Donc je pars à fond les ballons, je dirais un poil énervé, mais concentré sur mon road book, j'emmanche les petites routes à un rythme soutenu et j'arrive dans le Morvan, routes idéales pour exploiter ma Norton, l'occasion pour moi de passer un cap avec cette moto, savoir quelles sont ses capacités. J'arrive enfin à trouver du plaisir avec mon engin noir mat, je découvre les forces centrifuges, le revêtement est remarquable et le tracé des routes d'une facilité déconcertante, je retrouve mon esprit sportif, déhanchement, souffle, l'impression d'un flottement dans les courbes (NDRC : cherchez pas non plus...), je me laisse prendre au jeu, je me couche sur la bécane, les virages sont sans surprises, je bombarde , ça roule tout seul, presque chiant, c'est pratiquement toujours pareil, on fait des belles figures, on en viendrait presque à s'prendre pour un grand pilote, ce qui n'est pas un but dans ma vie (ça tombe bien...). Mais, ça me réveille et je constate que la Commando se comporte pas trop mal.
Je passe Château Chinon, je vois Bébert arrêté et lui fais signe si il a besoin d'un coup de main. Il me dit que non, j'aurais mieux fait de m'arrêter et de faire le plein. Mauvais calcul de ma part, 40 bornes plus loin je fais le point sur mon essence, j'économise ma conduite pour ravitailler à la spéciale et compte sur ma réserve, ce qui arrive, je change la position des robinets et c'est avec une grande joie que je découvre que ma réserve doit faire ¼ de L , c'est donc comme un gros con que je me retrouve à garer 850 cm 3 dans un silence de mort devant une baraque où réside un Hollandais, il vient me voir, je pige queude, de toute façon il a pas d'essence.
Je téléphone, mais ça passe pas, je suis obligé de monter sur une hauteur, ça capte de temps en temps, j'appelle, ça coupe, mais ils ont pigé (l'assistance) qu'il y avait un problème.
J'attends qu'ils me rappellent, j'attends sur la hauteur, je vois la moto dans le bas....rien, pas d'appel, je décide de redescendre, soudain le téléphone sonne, je décroche, ça capte pas.

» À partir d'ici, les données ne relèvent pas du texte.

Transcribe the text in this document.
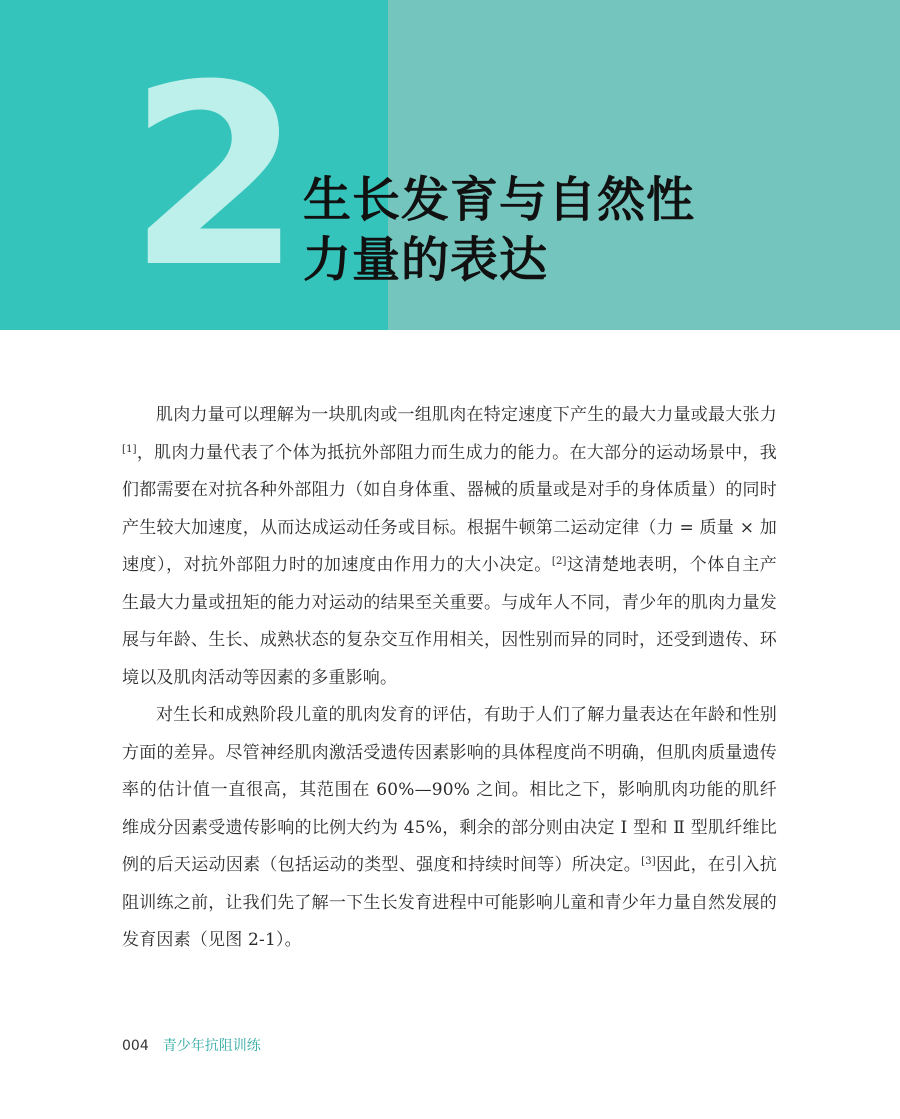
2 生长发育与自然性
力量的表达

肌肉力量可以理解为一块肌肉或一组肌肉在特定速度下产生的最大力量或最大张力[1]，肌肉力量代表了个体为抵抗外部阻力而生成力的能力。在大部分的运动场景中，我们都需要在对抗各种外部阻力（如自身体重、器械的质量或是对手的身体质量）的同时产生较大加速度，从而达成运动任务或目标。根据牛顿第二运动定律（力 = 质量 × 加速度），对抗外部阻力时的加速度由作用力的大小决定。[2]这清楚地表明，个体自主产生最大力量或扭矩的能力对运动的结果至关重要。与成年人不同，青少年的肌肉力量发展与年龄、生长、成熟状态的复杂交互作用相关，因性别而异的同时，还受到遗传、环境以及肌肉活动等因素的多重影响。

对生长和成熟阶段儿童的肌肉发育的评估，有助于人们了解力量表达在年龄和性别方面的差异。尽管神经肌肉激活受遗传因素影响的具体程度尚不明确，但肌肉质量遗传率的估计值一直很高，其范围在 60%—90% 之间。相比之下，影响肌肉功能的肌纤维成分因素受遗传影响的比例大约为 45%，剩余的部分则由决定 Ⅰ 型和 Ⅱ 型肌纤维比例的后天运动因素（包括运动的类型、强度和持续时间等）所决定。[3]因此，在引入抗阻训练之前，让我们先了解一下生长发育进程中可能影响儿童和青少年力量自然发展的发育因素（见图 2-1）。

004 青少年抗阻训练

Je cours pour remonter sur la hauteur, pis j'attends, rien, donc je redescends, ça resonne, je remonte, rien..
Ça commence à me casser les couilles velu !

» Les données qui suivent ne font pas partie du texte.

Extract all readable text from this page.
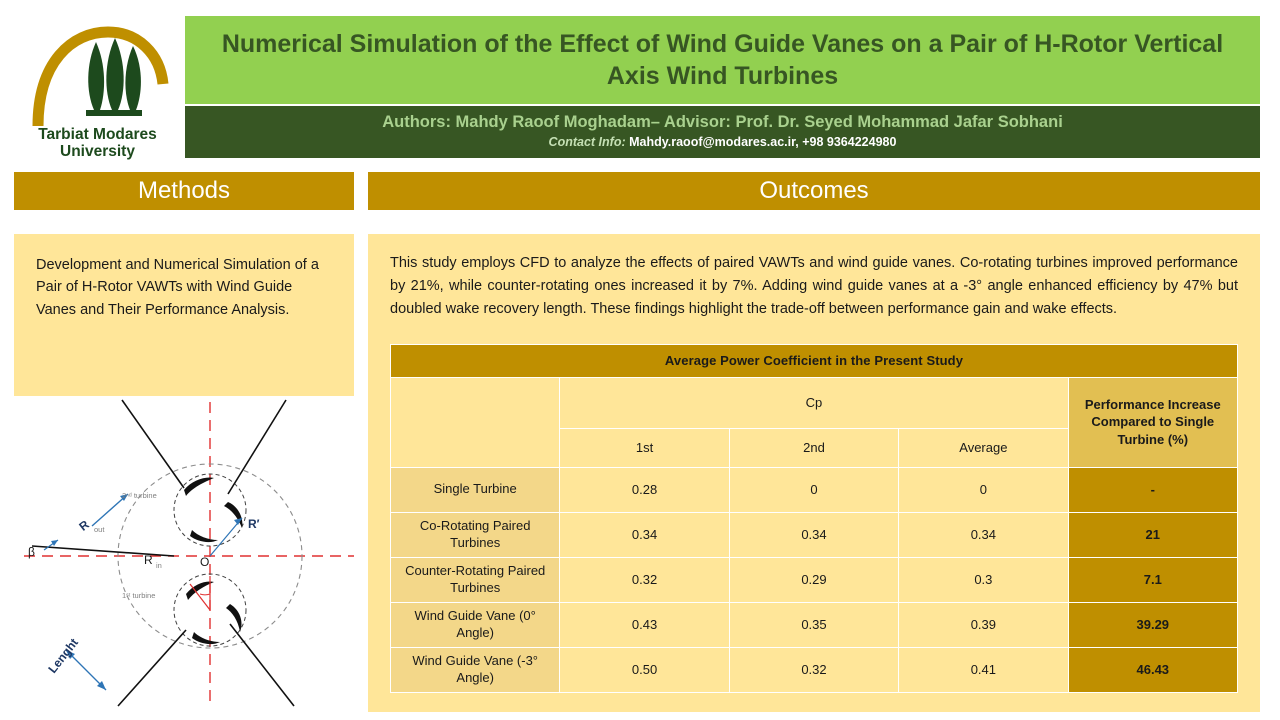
Tarbiat Modares
University
Numerical Simulation of the Effect of Wind Guide Vanes on a Pair of H-Rotor Vertical Axis Wind Turbines
Authors: Mahdy Raoof Moghadam– Advisor: Prof. Dr. Seyed Mohammad Jafar Sobhani
Contact Info: Mahdy.raoof@modares.ac.ir, +98 9364224980
Methods	Outcomes
Development and Numerical Simulation of a Pair of H-Rotor VAWTs with Wind Guide Vanes and Their Performance Analysis.
This study employs CFD to analyze the effects of paired VAWTs and wind guide vanes. Co-rotating turbines improved performance by 21%, while counter-rotating ones increased it by 7%. Adding wind guide vanes at a -3° angle enhanced efficiency by 47% but doubled wake recovery length. These findings highlight the trade-off between performance gain and wake effects.
Average Power Coefficient in the Present Study				
	Cp			Performance Increase Compared to Single Turbine (%)
	1st	2nd	Average	
Single Turbine	0.28	0	0	-
Co-Rotating Paired Turbines	0.34	0.34	0.34	21
Counter-Rotating Paired Turbines	0.32	0.29	0.3	7.1
Wind Guide Vane (0° Angle)	0.43	0.35	0.39	39.29
Wind Guide Vane (-3° Angle)	0.50	0.32	0.41	46.43
R out	R′
R in
β
O
2ⁿᵈ turbine
1ˢᵗ turbine
Lenght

Je vois Bébert qui passe : "poum poum poum". Je descends, trop tard... j'allais faire du stop quand l'assistance de Bébert s'arrête et me file 10 litres d'essence, je suis fou comme un lapin, je bombarde jusqu'à Aigrefeuille.
J'arrive enfin à la spéciale, Chet et Kurtz sont là, à peine la moto garée, un mec me saute dessus pour me dire de partir sur la spéciale tout de suite.

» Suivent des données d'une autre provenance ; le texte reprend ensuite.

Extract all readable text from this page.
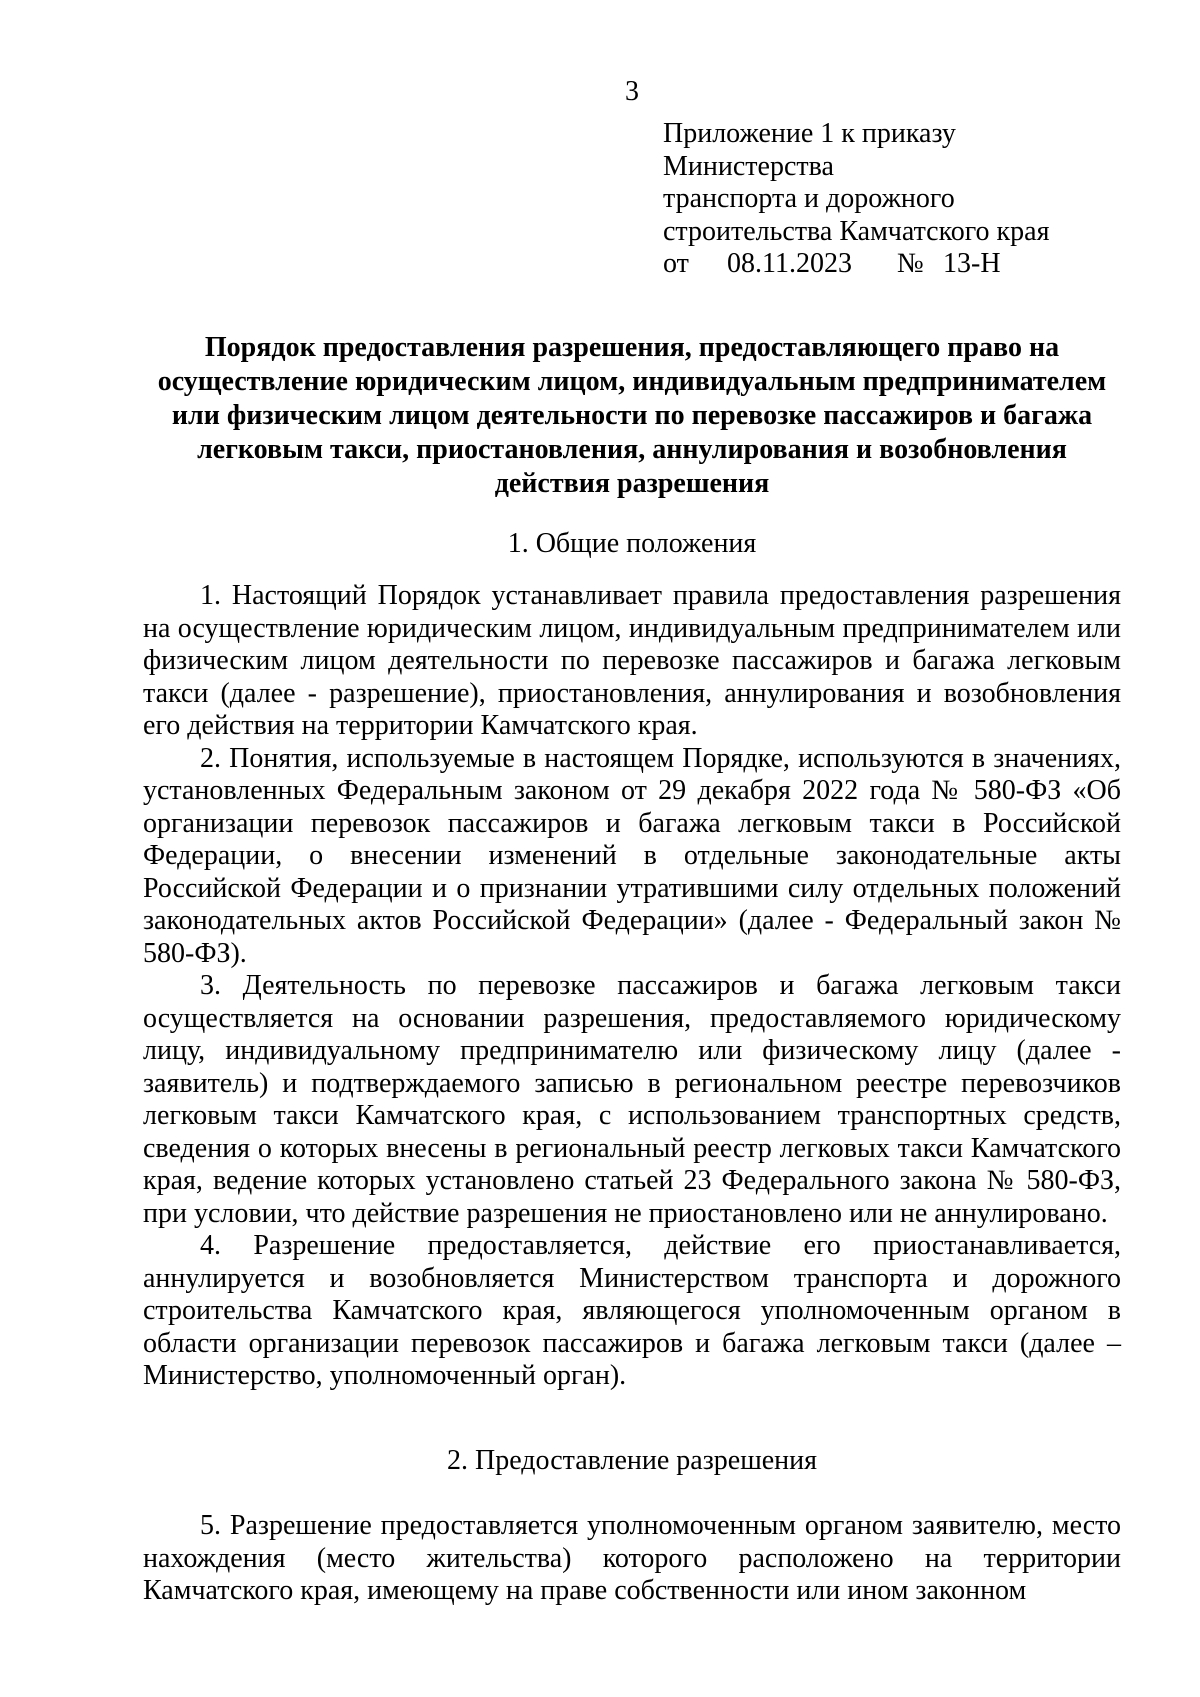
3
Приложение 1 к приказу
Министерства
транспорта и дорожного
строительства Камчатского края
от 08.11.2023 № 13-Н
Порядок предоставления разрешения, предоставляющего право на осуществление юридическим лицом, индивидуальным предпринимателем или физическим лицом деятельности по перевозке пассажиров и багажа легковым такси, приостановления, аннулирования и возобновления действия разрешения
1. Общие положения

1. Настоящий Порядок устанавливает правила предоставления разрешения на осуществление юридическим лицом, индивидуальным предпринимателем или физическим лицом деятельности по перевозке пассажиров и багажа легковым такси (далее - разрешение), приостановления, аннулирования и возобновления его действия на территории Камчатского края.

2. Понятия, используемые в настоящем Порядке, используются в значениях, установленных Федеральным законом от 29 декабря 2022 года № 580-ФЗ «Об организации перевозок пассажиров и багажа легковым такси в Российской Федерации, о внесении изменений в отдельные законодательные акты Российской Федерации и о признании утратившими силу отдельных положений законодательных актов Российской Федерации» (далее - Федеральный закон № 580-ФЗ).

3. Деятельность по перевозке пассажиров и багажа легковым такси осуществляется на основании разрешения, предоставляемого юридическому лицу, индивидуальному предпринимателю или физическому лицу (далее - заявитель) и подтверждаемого записью в региональном реестре перевозчиков легковым такси Камчатского края, с использованием транспортных средств, сведения о которых внесены в региональный реестр легковых такси Камчатского края, ведение которых установлено статьей 23 Федерального закона № 580-ФЗ, при условии, что действие разрешения не приостановлено или не аннулировано.

4. Разрешение предоставляется, действие его приостанавливается, аннулируется и возобновляется Министерством транспорта и дорожного строительства Камчатского края, являющегося уполномоченным органом в области организации перевозок пассажиров и багажа легковым такси (далее – Министерство, уполномоченный орган).

2. Предоставление разрешения

5. Разрешение предоставляется уполномоченным органом заявителю, место нахождения (место жительства) которого расположено на территории Камчатского края, имеющему на праве собственности или ином законном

Je l'exclamationne d'un "NON !" catégorique.
Il insiste
" C'EST NON !". Je lui explique qu'on va réviser la moto, qu'il est hors de question de partir sans un contrôle.
Un policier se marre et j'engage le dialogue avec le commissaire, qui devient plus compréhensif et on en finit à parler des NORTON, il est 16 heures, il faut que je bouffe un bout. Chet fait le plein, contrôle la chaîne, la boulonnerie, je remonte sur la moto une barre de céréales dans la gueule pour prendre le départ de la spéciale.
L'Esprit Guerrier
Aborder une spéciale demande une préparation mentale, les instants qui vont suivre vont être riches en émotion, les sens vont être mis à rude épreuve, la jonction vision-cerveau-muscle- nerf-flux sanguin va être dans sa fonctionnalité maximum, sans toutefois prendre conscience de tout.
L'état d'esprit dans lequel tu es est important : trop modeste, tu ne vas pas faire de score, trop orgueilleux, tu vas te gauffrer, à toi de trouver l'accord parfait.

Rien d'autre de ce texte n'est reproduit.